As a key part of their strategy to become the world's largest car manufacturer, Volkswagen has opened a new plant in Chattanooga, Tennessee.  While a foreign auto maker opening a factory in the south is nothing new, VW brings a particularly German culture of organization and labor relations.  The Economist reports that VW, working with their main German union IG Metall, plans to introduce a "works council" in their Tennessee facility.  Required by law in Germany, works councils are a key component of the German system of co-determination in businesses.  Works councils operate ostensibly outside of the union structure, and through them labor elects almost half of the company's board of directors.  This structure brings together labor, management, and capital to help formulate policy and strategy.  And by balancing different stakeholder interests, co-determination tends to favor long time horizons and slow, steady growth, sacrificing some returns for the promise of security.  

It seems that everyone--except, probably, a sizable portion of the Greek protestors in the streets of Athens--has praise for the German economic model in our current turbulent times.  This is a far cry from the conventional wisdom of ten years ago when I started studying what the Financial Times terms Rhenish Capitalism and what the Germans themselves (now proudly) call Soziale Marktwirtschaft (a "social market" economy).  Then Germany's slow growth and high unemployment were seen as emblematic of all of Old Europe's ills, something to be scoffed at rather than emulated.
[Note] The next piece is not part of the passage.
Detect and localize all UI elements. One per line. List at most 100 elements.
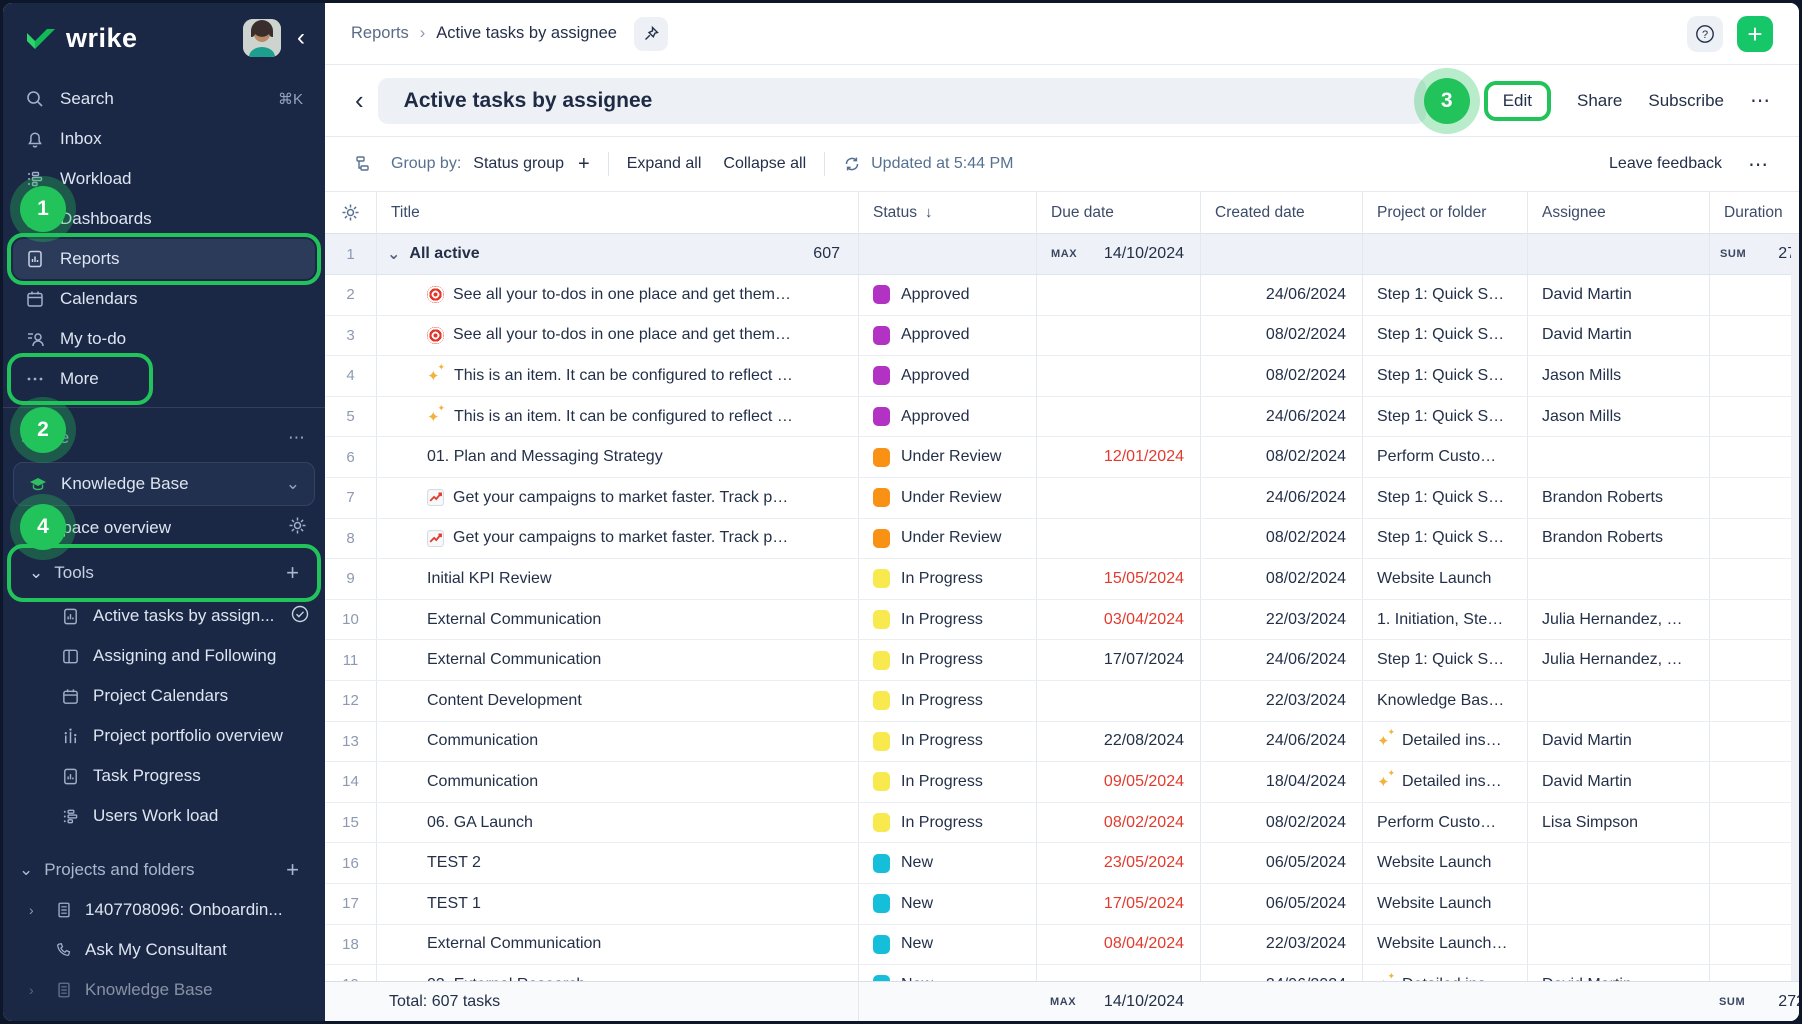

But times change.  Perhaps slow and steady wins the race.  It is, at any rate, all those German euros in the bank that is keeping Greece afloat.  Programs that encourage cutting back hours rather than laying off workers, investments in infrastructure, among the healthiest public finances not just in Europe but in the world--there is a lot to be admired in the way Germany has handled the financial crisis.  But it comes at a cost, high taxes and high costs of good.  James Surowiecki, writing in last week's New Yorker, says that a long term fix for the U.S. economy will require "consumers to accept significantly higher, and steadily rising, prices."  That will be a tough sell in this country, even if it does recall Henry Ford's pledge to pay his workers enough to afford to buy the cars they were producing.

VW's corporate culture is deeply committed to works councils and co-determination, and they have exported the model to Mexico, Brazil, and China.  What they do in Germany is mostly mandated by law, but in their global operations the company goes far beyond what is required.  They must see value in the proposition.  All the same, while works councils may be on the rise in Tennessee, they are declining slightly in importance in Germany as boards begin reorganizing under European regulations that sidestep co-determination requirements.